Commissioned by Familie Werner.

Drive-by muralism: The viewer becomes the producer

When FDR, the biennial art project of the State of Upper Austria, commissioned me to do a series of six murals themed “Uninvited Guests” along Marchtrenk, I carefully shopped for benevolent walls. So I got this grainy-textured, worn-out façade at a crossroads in the very center of the town, which would become shelter for a work of particularly ephemeral character. Lit by the cars’ headlights by night, the scene depicted in the mural became vivid: For a fleeting moment, drivers could see a group of people, burdened with their personal effects, hiking across the village. Only a split second later, and they had already disappeared into the dark again. Technique: tape.

The hosts, the owners, the ghosts

London-based contemporary art theorist Estere Kajema has written a beautiful essay about murals for Arterritory. I’m grateful that my work has been discussed and assessed among the works of Keith Haring, Jean-Michel Basquiat, Ai Weiwei, and Michael Craig-Martin.

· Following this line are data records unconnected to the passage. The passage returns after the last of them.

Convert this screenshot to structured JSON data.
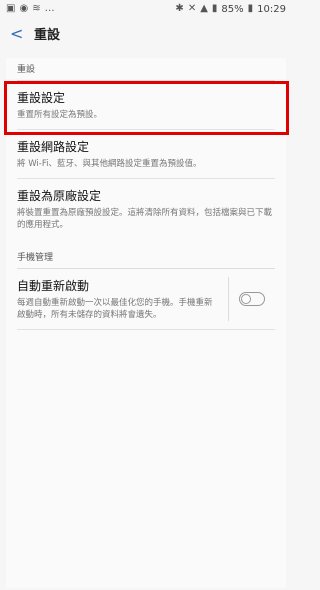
{
  "status": {
    "left_icons": [
      "image-icon",
      "accessibility-icon",
      "wifi-icon",
      "more-icon"
    ],
    "battery_pct": "85%",
    "time": "10:29"
  },
  "appbar": {
    "title": "重設"
  },
  "sections": [
    {
      "header": "重設",
      "items": [
        {
          "title": "重設設定",
          "subtitle": "重置所有設定為預設。"
        },
        {
          "title": "重設網路設定",
          "subtitle": "將 Wi-Fi、藍牙、與其他網路設定重置為預設值。"
        },
        {
          "title": "重設為原廠設定",
          "subtitle": "將裝置重置為原廠預設設定。這將清除所有資料，包括檔案與已下載的應用程式。"
        }
      ]
    },
    {
      "header": "手機管理",
      "items": [
        {
          "title": "自動重新啟動",
          "subtitle": "每週自動重新啟動一次以最佳化您的手機。手機重新啟動時，所有未儲存的資料將會遺失。",
          "toggle": false
        }
      ]
    }
  ]
}
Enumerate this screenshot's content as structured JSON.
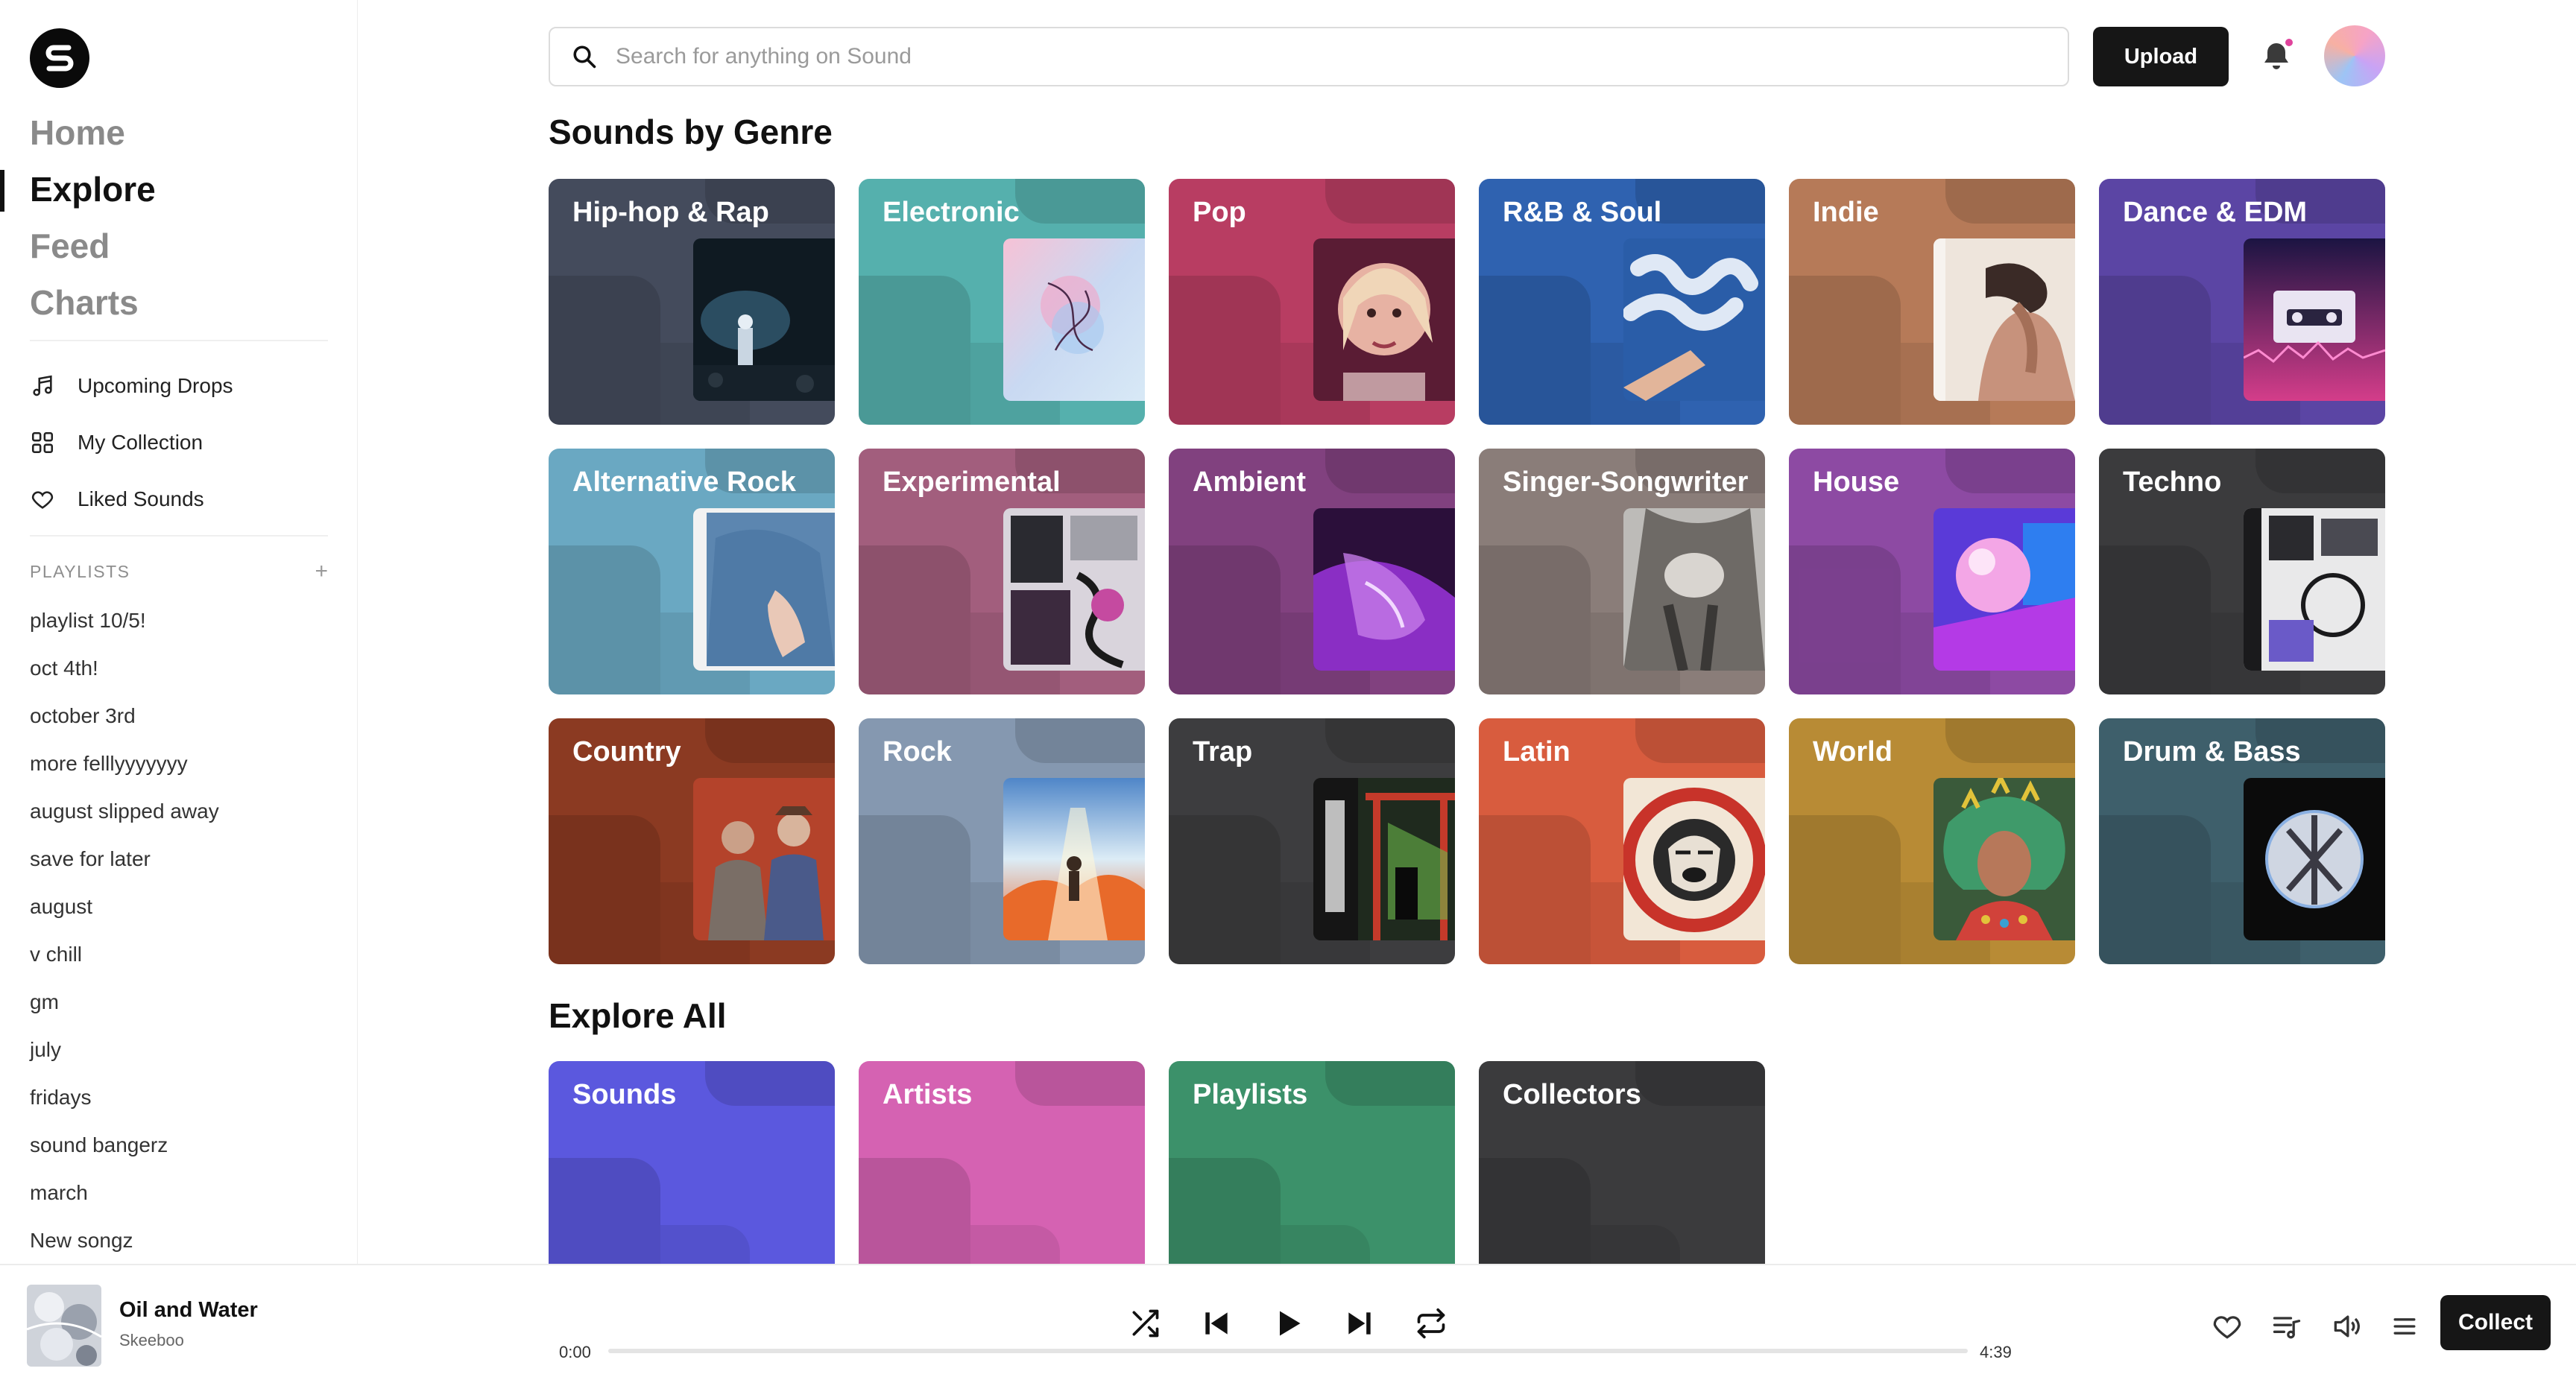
{
  "sidebar": {
    "logo": "sound-logo",
    "nav": [
      {
        "label": "Home"
      },
      {
        "label": "Explore",
        "active": true
      },
      {
        "label": "Feed"
      },
      {
        "label": "Charts"
      }
    ],
    "sub_nav": [
      {
        "label": "Upcoming Drops",
        "icon": "music-note-icon"
      },
      {
        "label": "My Collection",
        "icon": "grid-icon"
      },
      {
        "label": "Liked Sounds",
        "icon": "heart-icon"
      }
    ],
    "playlists_header": "PLAYLISTS",
    "playlists": [
      "playlist 10/5!",
      "oct 4th!",
      "october 3rd",
      "more felllyyyyyyy",
      "august slipped away",
      "save for later",
      "august",
      "v chill",
      "gm",
      "july",
      "fridays",
      "sound bangerz",
      "march",
      "New songz"
    ]
  },
  "header": {
    "search_placeholder": "Search for anything on Sound",
    "upload_label": "Upload"
  },
  "genres_title": "Sounds by Genre",
  "genres": [
    {
      "label": "Hip-hop & Rap",
      "color": "#444b5c"
    },
    {
      "label": "Electronic",
      "color": "#55b0ad"
    },
    {
      "label": "Pop",
      "color": "#b83d62"
    },
    {
      "label": "R&B & Soul",
      "color": "#2f62b0"
    },
    {
      "label": "Indie",
      "color": "#b67a58"
    },
    {
      "label": "Dance & EDM",
      "color": "#5b45a4"
    },
    {
      "label": "Alternative Rock",
      "color": "#6aa8c2"
    },
    {
      "label": "Experimental",
      "color": "#a25e7d"
    },
    {
      "label": "Ambient",
      "color": "#81417f"
    },
    {
      "label": "Singer-Songwriter",
      "color": "#8a7d79"
    },
    {
      "label": "House",
      "color": "#8d4aa3"
    },
    {
      "label": "Techno",
      "color": "#3b3b3d"
    },
    {
      "label": "Country",
      "color": "#8b3a22"
    },
    {
      "label": "Rock",
      "color": "#8598b0"
    },
    {
      "label": "Trap",
      "color": "#3d3d3f"
    },
    {
      "label": "Latin",
      "color": "#d85c3e"
    },
    {
      "label": "World",
      "color": "#b88b35"
    },
    {
      "label": "Drum & Bass",
      "color": "#3e5f6b"
    }
  ],
  "explore_title": "Explore All",
  "explore": [
    {
      "label": "Sounds",
      "color": "#5b58de"
    },
    {
      "label": "Artists",
      "color": "#d562b2"
    },
    {
      "label": "Playlists",
      "color": "#3c916a"
    },
    {
      "label": "Collectors",
      "color": "#3b3b3d"
    }
  ],
  "player": {
    "title": "Oil and Water",
    "artist": "Skeeboo",
    "current_time": "0:00",
    "duration": "4:39",
    "progress": 0,
    "collect_label": "Collect"
  }
}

There are two very important conclusions in this text. One is about my murals: “By putting images directly onto the walls, Lapschina is almost letting her figures grow free – dogs, magical sword-fighters, gnomes, and even flowers, mountains and trees. These red forms surround and occupy the space, and by doing so they somehow become the hosts, the owners, the ghosts who are attached to the architecture. The characters, which one might be fortunate enough to meet in the stairway of one of these buildings, seem to be participating in some unearthly and transformative performance, completely and utterly revolutionizing the space they are in.”

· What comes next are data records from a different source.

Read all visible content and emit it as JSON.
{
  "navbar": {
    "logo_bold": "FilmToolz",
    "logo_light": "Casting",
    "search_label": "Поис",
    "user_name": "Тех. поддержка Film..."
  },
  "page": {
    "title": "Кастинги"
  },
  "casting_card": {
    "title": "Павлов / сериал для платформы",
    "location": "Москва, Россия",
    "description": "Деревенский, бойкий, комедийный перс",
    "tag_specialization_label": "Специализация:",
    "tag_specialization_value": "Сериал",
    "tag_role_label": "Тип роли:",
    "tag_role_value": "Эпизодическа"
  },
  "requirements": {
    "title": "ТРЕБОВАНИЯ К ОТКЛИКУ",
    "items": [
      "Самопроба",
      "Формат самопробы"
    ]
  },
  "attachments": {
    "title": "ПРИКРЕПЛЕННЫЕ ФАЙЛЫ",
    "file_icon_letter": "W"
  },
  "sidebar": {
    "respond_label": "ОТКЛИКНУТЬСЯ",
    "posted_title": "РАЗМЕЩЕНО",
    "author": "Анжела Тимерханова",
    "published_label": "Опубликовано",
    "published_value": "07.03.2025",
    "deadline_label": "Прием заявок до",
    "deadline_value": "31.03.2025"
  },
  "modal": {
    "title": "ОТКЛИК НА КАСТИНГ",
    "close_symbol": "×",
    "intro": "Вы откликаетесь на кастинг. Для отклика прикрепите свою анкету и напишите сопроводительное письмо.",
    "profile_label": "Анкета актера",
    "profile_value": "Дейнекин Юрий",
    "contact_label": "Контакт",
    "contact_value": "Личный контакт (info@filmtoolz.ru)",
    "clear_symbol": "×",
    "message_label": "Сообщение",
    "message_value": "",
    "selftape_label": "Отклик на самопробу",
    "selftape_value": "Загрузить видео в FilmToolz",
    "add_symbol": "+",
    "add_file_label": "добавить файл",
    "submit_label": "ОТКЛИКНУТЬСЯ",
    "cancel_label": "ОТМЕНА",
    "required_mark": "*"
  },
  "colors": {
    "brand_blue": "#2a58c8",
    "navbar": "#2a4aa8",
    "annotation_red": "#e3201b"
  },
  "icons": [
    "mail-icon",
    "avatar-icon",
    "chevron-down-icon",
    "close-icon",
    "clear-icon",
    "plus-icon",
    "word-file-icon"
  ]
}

The other is about the qualities of walls in comparison with relocatable matter: “It is important to understand the crucial difference between a painting or a drawing on a wall, and one done on a piece of paper, canvas, cardboard, or any other surface that can be dismounted or relocated. A message that is conveyed on a wall automatically achieves a different status, even if it happens on a subconscious level. A space that is antipodal to a white cube is a story; it becomes a home, a shelter. A wall that has been transformed by the artist him- or herself is a story and extension of his or her studio work. A voice from beyond, a hint that comes directly from the creator. A thing to remember is that sometimes, walls can tell more than the audience expects them to.”

Read Estere Kajema’s essay here, in Arterritory.

There is a giant in the City of Westminster

I’ve been equipping a central London villa with a mural of considerable size. In fact, it is a multi-part drawing which meanders gently through the space. You are going to meet mountains, and people, and text, and even – in the salon – a giant.